A metamorfose no sentimento global arrisca o início de uma espiral viciosa: “O afrouxamento do sistema de petrodólares pode causar um golpe significativo no mercado de títulos do Tesouro dos EUA. A queda da demanda pelo dólar no cenário internacional acarretará automaticamente uma desvalorização da moeda; e, de fato, uma queda na demanda por títulos do tesouro de Washington. E isso por si só levará – mecanicamente – a um aumento das taxas de juros.

Em águas tão agitadas, o Team Biden não pode preferir impedir que o público ocidental aprenda o estado incerto das coisas, continuando a narrativa 'a Ucrânia está ganhando'? Um dos objetivos principais sempre foi o de controlar a inflação e as expectativas das taxas de juros – mantendo a esperança de um colapso em Moscou. Um colapso que devolveria a esfera ocidental ao 'normal' de energia russa abundante e barata e matérias-primas abundantes e baratas.
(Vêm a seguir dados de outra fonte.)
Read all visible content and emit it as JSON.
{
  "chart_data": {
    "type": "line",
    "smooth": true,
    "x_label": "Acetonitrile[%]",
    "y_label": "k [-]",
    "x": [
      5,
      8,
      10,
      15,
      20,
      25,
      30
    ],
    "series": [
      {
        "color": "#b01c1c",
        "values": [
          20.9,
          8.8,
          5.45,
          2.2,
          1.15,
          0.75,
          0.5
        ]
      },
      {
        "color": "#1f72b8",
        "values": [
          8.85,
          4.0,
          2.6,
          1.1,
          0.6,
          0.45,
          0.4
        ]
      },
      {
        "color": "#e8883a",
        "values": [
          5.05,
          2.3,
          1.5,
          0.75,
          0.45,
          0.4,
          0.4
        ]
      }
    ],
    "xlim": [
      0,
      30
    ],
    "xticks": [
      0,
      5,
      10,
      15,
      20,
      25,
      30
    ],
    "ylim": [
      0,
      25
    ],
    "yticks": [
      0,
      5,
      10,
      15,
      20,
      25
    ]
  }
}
Os EUA têm um controle extraordinário da mídia ocidental e das plataformas sociais. Os funcionários da Casa Branca podem estar esperando manter um dedo tampando a rachadura no dique, segurando o dilúvio, na esperança de que a inflação possa de alguma forma moderar (através de algum Deus ex Machina indefinido ) - e que a América seja poupada do aviso de Jamie Dimon em Nova York em junho passado, quando mudou sua descrição da perspectiva econômica, de tempestade para força de furacão?

Tentar ambos os objetivos de uma Rússia enfraquecida e manter intacta a hegemonia global do dólar, no entanto, pode não ser possível. Corre o risco de não alcançar nenhum dos dois - como a Grã-Bretanha descobriu na sequência da Segunda Guerra Mundial. Em vez disso, a Grã-Bretanha se viu "arruinada".